One of China’s fastest-growing grilled fish restaurant chains has opened its first store in the nation’s capital of Beijing.
Kaojiang Spicy Grilled Fish recently opened a new outlet in the Joy City malls in Beijing’s Chaoyang district. Founded in 2013, Kaojiang has 70 outlets nationwide and serves full, grilled, lower-priced fish, such as pangasius, perch, and tilapia.
Headquartered in the city of Chengdu in the province of Sichuan, Kaojiang also serves spicy dishes popular from that region of China.
Though similar restaurants like Tai Er have had to cut back expansion plans due to dampened consumer sentiment, Kaojiang has approached expansion at a more modest pace, capitalizing slowly on a growing grilled, low-priced fish market in China.
“In consideration of the changes in the external environment, looking ahead, the group will adopt a more prudent restaurant network expansion strategy and adjust its expansion target for 2024,” Jiumaojiu Holdings, which owns Tai Er, said.

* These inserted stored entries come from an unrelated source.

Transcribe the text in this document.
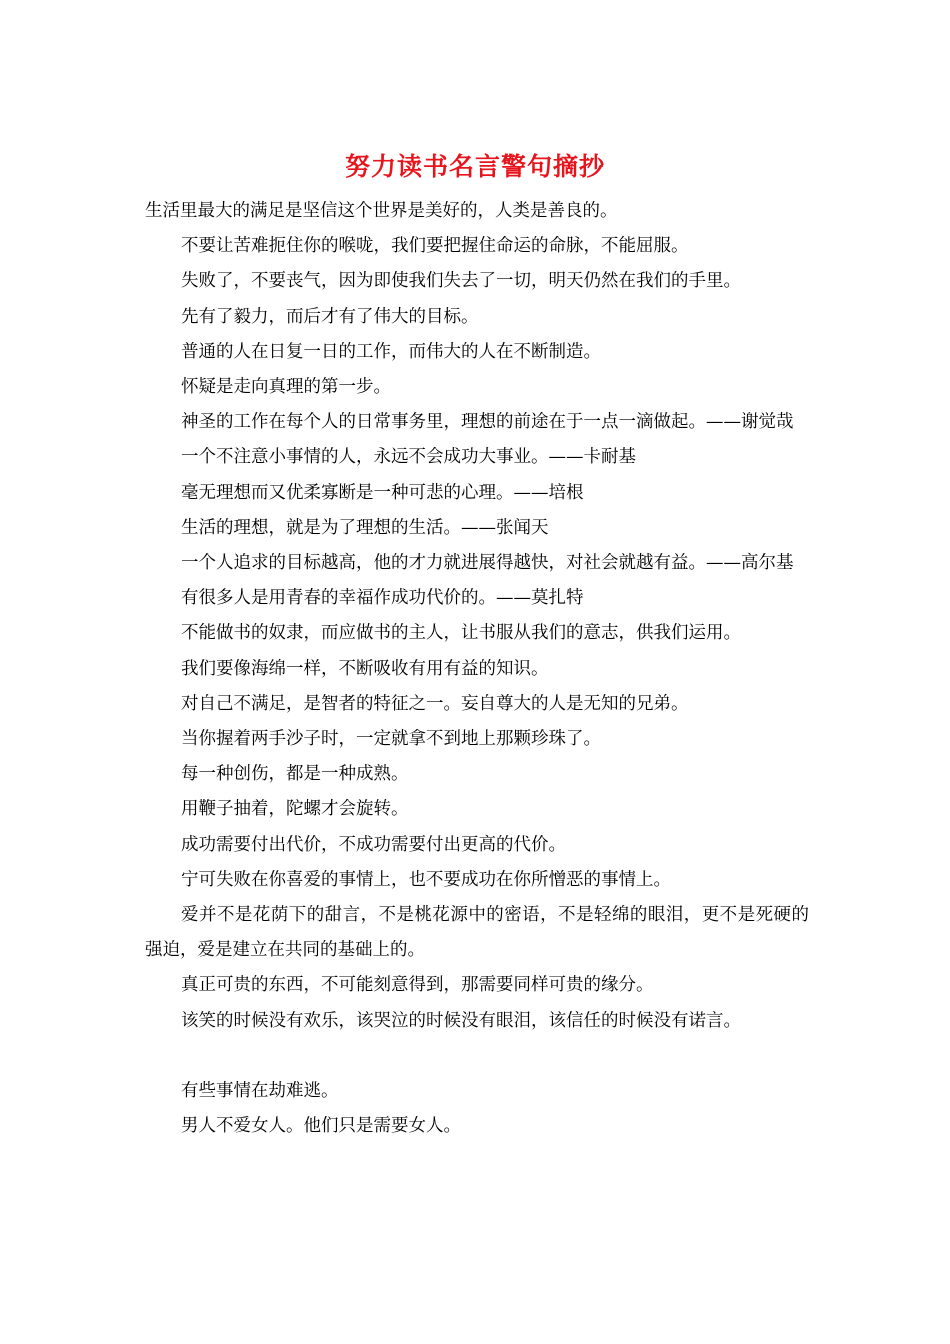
努力读书名言警句摘抄

生活里最大的满足是坚信这个世界是美好的，人类是善良的。

不要让苦难扼住你的喉咙，我们要把握住命运的命脉，不能屈服。

失败了，不要丧气，因为即使我们失去了一切，明天仍然在我们的手里。

先有了毅力，而后才有了伟大的目标。

普通的人在日复一日的工作，而伟大的人在不断制造。

怀疑是走向真理的第一步。

神圣的工作在每个人的日常事务里，理想的前途在于一点一滴做起。——谢觉哉

一个不注意小事情的人，永远不会成功大事业。——卡耐基

毫无理想而又优柔寡断是一种可悲的心理。——培根

生活的理想，就是为了理想的生活。——张闻天

一个人追求的目标越高，他的才力就进展得越快，对社会就越有益。——高尔基

有很多人是用青春的幸福作成功代价的。——莫扎特

不能做书的奴隶，而应做书的主人，让书服从我们的意志，供我们运用。

我们要像海绵一样，不断吸收有用有益的知识。

对自己不满足，是智者的特征之一。妄自尊大的人是无知的兄弟。

当你握着两手沙子时，一定就拿不到地上那颗珍珠了。

每一种创伤，都是一种成熟。

用鞭子抽着，陀螺才会旋转。

成功需要付出代价，不成功需要付出更高的代价。

宁可失败在你喜爱的事情上，也不要成功在你所憎恶的事情上。

爱并不是花荫下的甜言，不是桃花源中的密语，不是轻绵的眼泪，更不是死硬的强迫，爱是建立在共同的基础上的。

真正可贵的东西，不可能刻意得到，那需要同样可贵的缘分。

该笑的时候没有欢乐，该哭泣的时候没有眼泪，该信任的时候没有诺言。

有些事情在劫难逃。

男人不爱女人。他们只是需要女人。
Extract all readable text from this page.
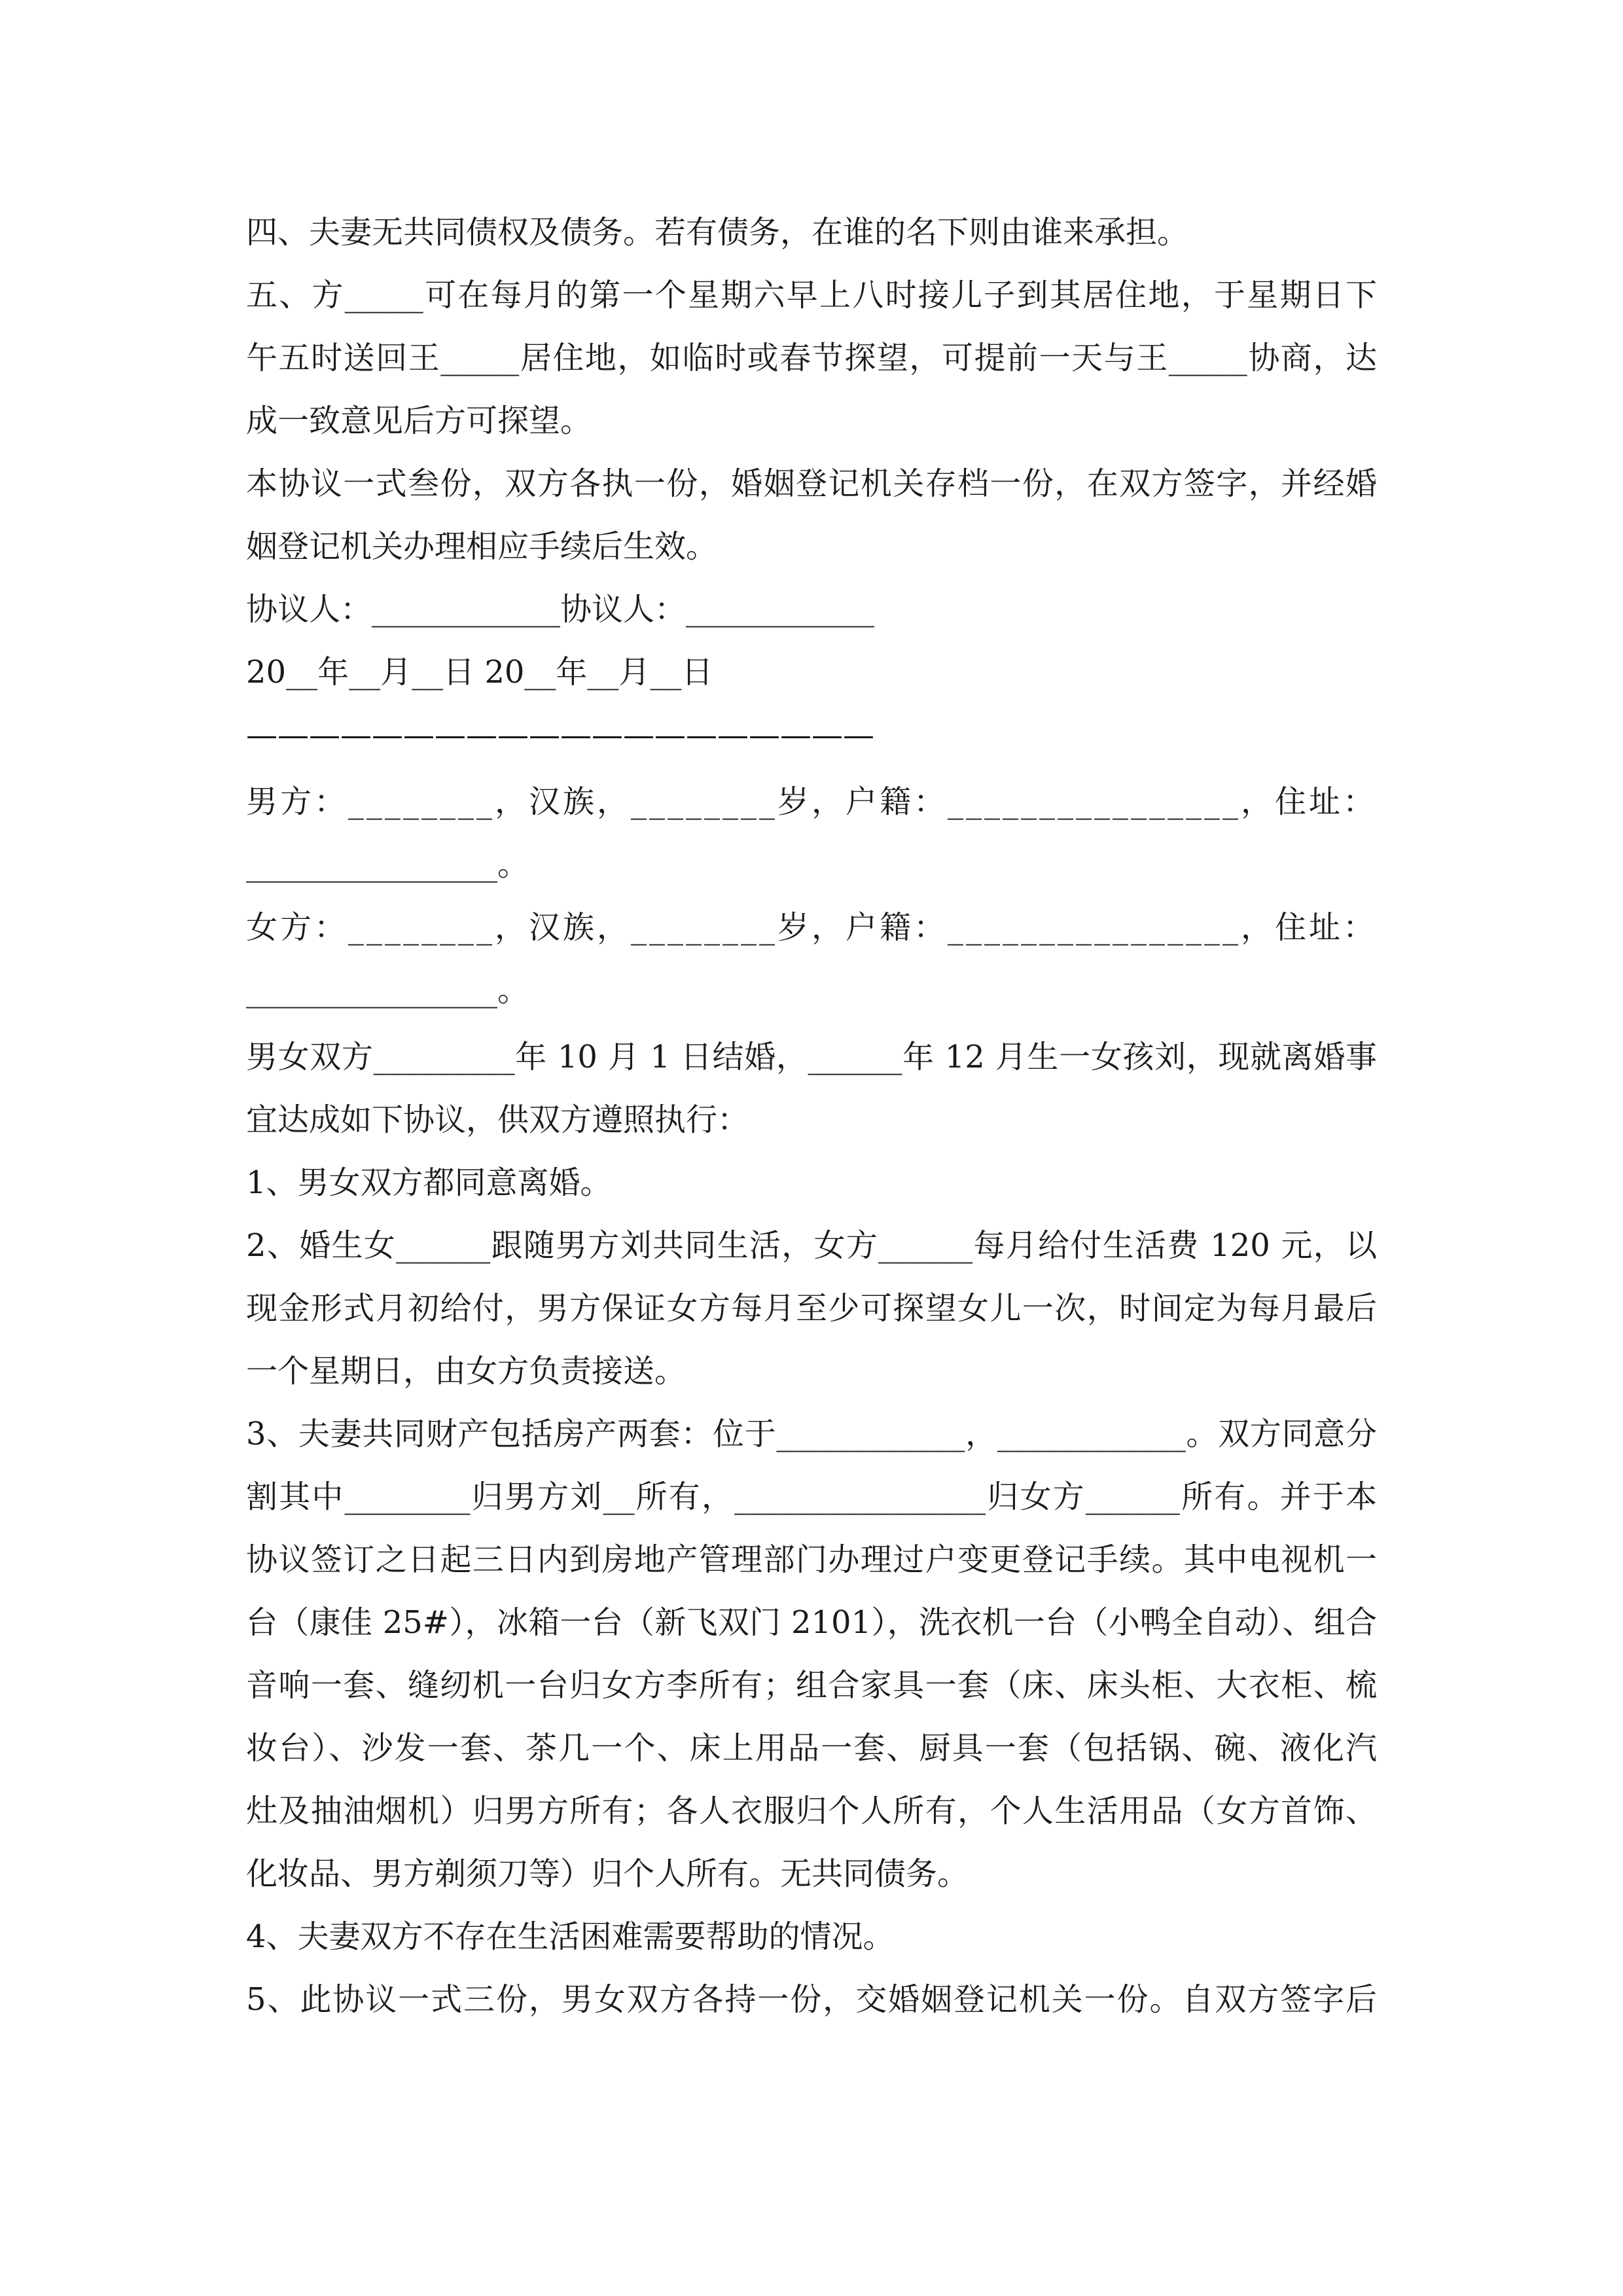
四、夫妻无共同债权及债务。若有债务，在谁的名下则由谁来承担。
五、方_____可在每月的第一个星期六早上八时接儿子到其居住地，于星期日下
午五时送回王_____居住地，如临时或春节探望，可提前一天与王_____协商，达
成一致意见后方可探望。
本协议一式叁份，双方各执一份，婚姻登记机关存档一份，在双方签字，并经婚
姻登记机关办理相应手续后生效。
协议人：____________协议人：____________
20__年__月__日 20__年__月__日
————————————————————
男方：________，汉族，________岁，户籍：________________，住址：
________________。
女方：________，汉族，________岁，户籍：________________，住址：
________________。
男女双方_________年 10 月 1 日结婚，______年 12 月生一女孩刘，现就离婚事
宜达成如下协议，供双方遵照执行：
1、男女双方都同意离婚。
2、婚生女______跟随男方刘共同生活，女方______每月给付生活费 120 元，以
现金形式月初给付，男方保证女方每月至少可探望女儿一次，时间定为每月最后
一个星期日，由女方负责接送。
3、夫妻共同财产包括房产两套：位于____________，____________。双方同意分
割其中________归男方刘__所有，________________归女方______所有。并于本
协议签订之日起三日内到房地产管理部门办理过户变更登记手续。其中电视机一
台（康佳 25#），冰箱一台（新飞双门 2101），洗衣机一台（小鸭全自动）、组合
音响一套、缝纫机一台归女方李所有；组合家具一套（床、床头柜、大衣柜、梳
妆台）、沙发一套、茶几一个、床上用品一套、厨具一套（包括锅、碗、液化汽
灶及抽油烟机）归男方所有；各人衣服归个人所有，个人生活用品（女方首饰、
化妆品、男方剃须刀等）归个人所有。无共同债务。
4、夫妻双方不存在生活困难需要帮助的情况。
5、此协议一式三份，男女双方各持一份，交婚姻登记机关一份。自双方签字后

Though growth for companies in the space has been slow, partly because competition is heavy, Chinese market research company 36Kr has valued the grilled fish market overall in China at CNY 154.6 billion (USD 21.6 billion, EUR 20 billion), growing by 10.7 percent year over year between 2022 and 2023.
Other firms attempting to capitalize on the trend include Shenzhen Gantang Mingshan Catering, which owns Chinese grilled fish chain Tanyu. The firm said it aimed to secure a listing on the Hong Kong exchange this year, but has not done so yet.
Grilled fish restaurant chains are an important market for Chinese seafood processors like Zhanjiang Guolian Aquatic and Guangdong Evergreen Group, both of which are named in the 36Kr report as key suppliers to the industry. Producers of cheap whitefish abroad, including pangasius-farming firms in Vietnam, have also targeted the market for growth.